The Wayside is an historic house in Massachusetts which, like all houses, has seen many families pass through its doors. I doubt, however, that many houses could claim to have hosted three different authors and provided the inspiration for many locations, including the classic Little Women.

The Alcott family purchased The Wayside after the failure of Fruitlands (a commune based on transcendentalist principals).  They made some changes to the house, including adding a bedroom for the young Louisa May Alcott.  The house was then known as The Hillside, and the Alcotts stayed there for three years from 1845 to 1848.  During their time there, the Alcott children were putting on amateur plays (including Rodrigo) which would form part of the March family history in Little Women.  The house was also offered as a site for the Underground Railway, helping at least one fugitive escape.

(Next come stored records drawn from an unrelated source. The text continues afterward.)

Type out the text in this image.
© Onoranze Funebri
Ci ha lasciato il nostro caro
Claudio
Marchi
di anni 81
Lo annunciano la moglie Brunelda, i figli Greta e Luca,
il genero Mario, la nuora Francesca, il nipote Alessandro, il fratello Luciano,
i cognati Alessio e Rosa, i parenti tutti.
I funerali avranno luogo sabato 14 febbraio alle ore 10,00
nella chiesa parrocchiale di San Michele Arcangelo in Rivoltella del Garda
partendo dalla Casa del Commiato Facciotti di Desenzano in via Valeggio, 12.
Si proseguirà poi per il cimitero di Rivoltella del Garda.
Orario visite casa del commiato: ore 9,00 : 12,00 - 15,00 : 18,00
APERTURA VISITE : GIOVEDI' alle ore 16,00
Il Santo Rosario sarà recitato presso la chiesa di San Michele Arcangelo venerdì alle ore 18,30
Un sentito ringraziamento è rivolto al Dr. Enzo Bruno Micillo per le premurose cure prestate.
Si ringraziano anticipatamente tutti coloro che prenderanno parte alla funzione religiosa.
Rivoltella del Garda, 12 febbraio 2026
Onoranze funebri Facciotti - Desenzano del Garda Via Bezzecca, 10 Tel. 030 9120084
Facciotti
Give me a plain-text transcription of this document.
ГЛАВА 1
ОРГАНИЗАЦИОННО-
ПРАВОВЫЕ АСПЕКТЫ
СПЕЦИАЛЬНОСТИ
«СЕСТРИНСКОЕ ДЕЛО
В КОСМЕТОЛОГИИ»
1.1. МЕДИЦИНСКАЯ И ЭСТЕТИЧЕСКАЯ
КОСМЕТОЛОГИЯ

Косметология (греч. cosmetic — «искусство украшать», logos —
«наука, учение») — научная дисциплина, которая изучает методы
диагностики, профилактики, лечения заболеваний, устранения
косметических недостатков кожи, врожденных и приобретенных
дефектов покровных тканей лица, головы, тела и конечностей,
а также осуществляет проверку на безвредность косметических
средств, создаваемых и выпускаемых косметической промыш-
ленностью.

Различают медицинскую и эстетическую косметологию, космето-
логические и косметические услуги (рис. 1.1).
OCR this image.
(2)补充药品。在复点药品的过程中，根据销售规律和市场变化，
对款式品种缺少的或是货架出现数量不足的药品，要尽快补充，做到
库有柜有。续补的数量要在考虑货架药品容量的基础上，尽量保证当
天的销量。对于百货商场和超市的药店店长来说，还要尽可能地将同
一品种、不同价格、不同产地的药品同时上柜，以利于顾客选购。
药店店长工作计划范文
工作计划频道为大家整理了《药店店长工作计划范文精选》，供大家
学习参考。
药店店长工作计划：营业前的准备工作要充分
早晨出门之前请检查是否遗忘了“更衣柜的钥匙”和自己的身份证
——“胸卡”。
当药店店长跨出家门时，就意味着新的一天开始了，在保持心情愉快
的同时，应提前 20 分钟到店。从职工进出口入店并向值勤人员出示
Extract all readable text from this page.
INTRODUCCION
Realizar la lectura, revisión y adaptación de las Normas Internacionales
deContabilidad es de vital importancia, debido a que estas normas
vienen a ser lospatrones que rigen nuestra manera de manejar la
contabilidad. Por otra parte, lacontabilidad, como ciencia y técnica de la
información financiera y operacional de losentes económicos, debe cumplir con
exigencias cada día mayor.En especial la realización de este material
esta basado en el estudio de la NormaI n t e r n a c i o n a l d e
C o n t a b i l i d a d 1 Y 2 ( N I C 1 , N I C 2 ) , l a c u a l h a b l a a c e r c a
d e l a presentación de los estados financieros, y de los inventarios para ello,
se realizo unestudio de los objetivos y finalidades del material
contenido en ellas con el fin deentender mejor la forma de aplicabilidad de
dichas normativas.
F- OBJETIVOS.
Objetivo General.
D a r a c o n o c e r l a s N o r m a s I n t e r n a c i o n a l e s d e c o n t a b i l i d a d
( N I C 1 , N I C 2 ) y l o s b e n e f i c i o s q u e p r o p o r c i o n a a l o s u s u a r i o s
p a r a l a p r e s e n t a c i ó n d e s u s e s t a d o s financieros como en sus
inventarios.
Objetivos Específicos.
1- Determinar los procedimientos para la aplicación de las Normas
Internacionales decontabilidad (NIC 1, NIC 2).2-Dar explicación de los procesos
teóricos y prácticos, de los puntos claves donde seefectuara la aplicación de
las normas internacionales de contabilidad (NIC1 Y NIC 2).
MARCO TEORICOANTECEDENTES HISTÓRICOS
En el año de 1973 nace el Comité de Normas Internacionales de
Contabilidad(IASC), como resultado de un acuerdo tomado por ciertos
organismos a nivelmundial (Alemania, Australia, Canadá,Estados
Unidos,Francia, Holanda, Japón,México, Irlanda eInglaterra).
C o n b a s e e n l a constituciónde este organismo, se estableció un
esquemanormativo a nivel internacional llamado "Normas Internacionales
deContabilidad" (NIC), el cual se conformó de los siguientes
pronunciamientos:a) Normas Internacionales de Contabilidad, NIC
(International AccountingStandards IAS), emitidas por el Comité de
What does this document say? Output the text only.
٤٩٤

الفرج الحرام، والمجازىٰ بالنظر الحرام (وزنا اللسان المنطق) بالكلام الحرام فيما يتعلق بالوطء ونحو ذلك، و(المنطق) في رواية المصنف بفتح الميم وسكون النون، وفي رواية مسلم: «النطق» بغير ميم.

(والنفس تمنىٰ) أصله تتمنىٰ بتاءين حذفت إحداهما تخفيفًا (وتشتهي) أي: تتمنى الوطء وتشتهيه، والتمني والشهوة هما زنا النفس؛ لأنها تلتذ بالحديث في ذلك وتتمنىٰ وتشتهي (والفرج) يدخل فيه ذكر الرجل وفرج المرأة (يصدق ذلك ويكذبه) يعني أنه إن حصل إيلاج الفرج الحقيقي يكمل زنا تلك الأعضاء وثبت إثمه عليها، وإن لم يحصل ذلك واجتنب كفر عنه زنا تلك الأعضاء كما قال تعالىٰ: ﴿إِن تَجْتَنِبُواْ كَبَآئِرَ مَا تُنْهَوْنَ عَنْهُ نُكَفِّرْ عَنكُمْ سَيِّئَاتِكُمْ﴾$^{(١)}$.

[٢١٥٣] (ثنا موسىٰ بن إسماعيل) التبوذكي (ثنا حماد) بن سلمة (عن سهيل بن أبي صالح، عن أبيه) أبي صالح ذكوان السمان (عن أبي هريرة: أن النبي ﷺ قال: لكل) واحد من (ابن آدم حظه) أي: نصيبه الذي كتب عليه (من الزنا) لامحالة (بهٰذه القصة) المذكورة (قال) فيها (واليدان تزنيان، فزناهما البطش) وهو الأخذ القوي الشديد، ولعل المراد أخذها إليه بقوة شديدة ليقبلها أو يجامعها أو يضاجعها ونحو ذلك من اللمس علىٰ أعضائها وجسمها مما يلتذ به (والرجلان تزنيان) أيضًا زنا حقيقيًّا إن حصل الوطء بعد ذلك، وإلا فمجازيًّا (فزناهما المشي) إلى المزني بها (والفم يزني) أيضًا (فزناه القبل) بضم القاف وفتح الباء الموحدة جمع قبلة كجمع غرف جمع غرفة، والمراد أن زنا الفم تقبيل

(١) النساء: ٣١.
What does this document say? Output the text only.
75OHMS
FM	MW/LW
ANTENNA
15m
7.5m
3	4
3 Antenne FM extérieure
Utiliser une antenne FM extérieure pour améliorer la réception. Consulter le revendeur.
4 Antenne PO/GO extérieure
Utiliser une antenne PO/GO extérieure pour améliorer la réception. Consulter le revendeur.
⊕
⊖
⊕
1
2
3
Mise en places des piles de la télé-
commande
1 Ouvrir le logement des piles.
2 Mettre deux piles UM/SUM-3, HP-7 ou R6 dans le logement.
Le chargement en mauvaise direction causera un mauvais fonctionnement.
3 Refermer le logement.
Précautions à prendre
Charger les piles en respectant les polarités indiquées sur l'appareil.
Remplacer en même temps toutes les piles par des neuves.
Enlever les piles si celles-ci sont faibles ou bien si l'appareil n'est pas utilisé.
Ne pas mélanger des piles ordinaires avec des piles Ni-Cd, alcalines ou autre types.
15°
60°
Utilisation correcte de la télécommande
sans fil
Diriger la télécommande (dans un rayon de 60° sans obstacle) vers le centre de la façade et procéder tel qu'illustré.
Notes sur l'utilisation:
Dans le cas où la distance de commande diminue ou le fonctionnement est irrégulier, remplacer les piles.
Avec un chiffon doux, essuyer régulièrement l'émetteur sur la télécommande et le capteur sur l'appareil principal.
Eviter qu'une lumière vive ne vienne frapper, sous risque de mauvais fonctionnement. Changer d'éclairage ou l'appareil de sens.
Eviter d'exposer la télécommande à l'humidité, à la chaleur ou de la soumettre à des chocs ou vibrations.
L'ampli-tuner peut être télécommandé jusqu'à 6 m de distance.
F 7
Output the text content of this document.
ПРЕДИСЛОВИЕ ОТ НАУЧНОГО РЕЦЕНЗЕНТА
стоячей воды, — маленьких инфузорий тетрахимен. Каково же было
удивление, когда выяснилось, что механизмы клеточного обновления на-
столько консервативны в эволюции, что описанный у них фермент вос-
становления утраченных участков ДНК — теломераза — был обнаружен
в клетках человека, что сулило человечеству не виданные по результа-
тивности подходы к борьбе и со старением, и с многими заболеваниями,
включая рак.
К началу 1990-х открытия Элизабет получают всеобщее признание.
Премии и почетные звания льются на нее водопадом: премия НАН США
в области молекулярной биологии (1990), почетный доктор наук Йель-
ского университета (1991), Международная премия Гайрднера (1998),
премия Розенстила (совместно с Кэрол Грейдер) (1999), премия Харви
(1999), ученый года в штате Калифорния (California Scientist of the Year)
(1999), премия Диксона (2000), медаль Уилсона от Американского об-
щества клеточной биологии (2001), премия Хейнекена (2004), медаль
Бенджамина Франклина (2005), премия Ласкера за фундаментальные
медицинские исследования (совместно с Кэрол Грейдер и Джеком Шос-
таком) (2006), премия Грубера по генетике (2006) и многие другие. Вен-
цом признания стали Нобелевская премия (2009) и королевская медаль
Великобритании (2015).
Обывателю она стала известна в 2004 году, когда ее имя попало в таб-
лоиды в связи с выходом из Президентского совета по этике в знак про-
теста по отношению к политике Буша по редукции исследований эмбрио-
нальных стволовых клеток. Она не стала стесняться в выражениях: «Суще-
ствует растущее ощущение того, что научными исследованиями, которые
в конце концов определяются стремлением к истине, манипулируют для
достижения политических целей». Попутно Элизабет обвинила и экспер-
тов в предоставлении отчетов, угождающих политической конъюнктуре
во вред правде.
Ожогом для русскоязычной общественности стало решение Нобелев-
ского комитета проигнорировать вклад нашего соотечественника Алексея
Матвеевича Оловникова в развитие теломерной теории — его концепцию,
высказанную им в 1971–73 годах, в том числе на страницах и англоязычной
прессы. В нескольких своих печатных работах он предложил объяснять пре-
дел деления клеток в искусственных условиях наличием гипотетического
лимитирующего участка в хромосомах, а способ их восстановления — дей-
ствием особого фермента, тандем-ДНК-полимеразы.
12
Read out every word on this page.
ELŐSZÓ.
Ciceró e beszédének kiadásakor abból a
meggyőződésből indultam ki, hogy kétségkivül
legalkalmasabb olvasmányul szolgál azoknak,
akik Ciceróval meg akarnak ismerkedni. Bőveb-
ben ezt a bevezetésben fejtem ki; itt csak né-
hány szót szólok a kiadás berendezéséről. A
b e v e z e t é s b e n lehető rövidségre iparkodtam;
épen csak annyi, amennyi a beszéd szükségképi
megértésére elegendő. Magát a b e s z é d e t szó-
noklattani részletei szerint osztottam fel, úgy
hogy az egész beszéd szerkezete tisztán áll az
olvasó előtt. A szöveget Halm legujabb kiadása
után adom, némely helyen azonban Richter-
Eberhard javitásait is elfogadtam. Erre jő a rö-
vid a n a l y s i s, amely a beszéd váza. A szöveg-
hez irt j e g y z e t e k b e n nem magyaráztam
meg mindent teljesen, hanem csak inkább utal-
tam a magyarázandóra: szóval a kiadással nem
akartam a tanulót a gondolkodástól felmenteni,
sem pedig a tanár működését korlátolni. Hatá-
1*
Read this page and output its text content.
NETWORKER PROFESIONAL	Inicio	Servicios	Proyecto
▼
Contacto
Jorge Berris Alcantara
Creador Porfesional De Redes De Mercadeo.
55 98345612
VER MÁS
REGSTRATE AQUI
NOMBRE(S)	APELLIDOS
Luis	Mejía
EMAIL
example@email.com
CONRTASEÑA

Nathanial Hawthorne (The Scarlet Letter, The House of Seven Gables) purchased the house from the Alcotts in 1852, and set about redesigning it, including changing the name from The Hillside to The Wayside.  The Hawthornes remained owners of the house despite moving to England for a period.  In 1870, the house was sold to Daniel and Harriet Loptrop.

Harriet Loptrop wrote under the pen name Margaret Sidney and published books, including Five Little Peppers.  Five Little Peppers is a series of books about five children born into poverty who have a benefactor in a wealthy gentleman.  Margaret Sidney also wrote other children’s books and on her death, the house passed into her daughter’s care. The Wayside is now part of the Minutemen National Historical Park and is open for tours.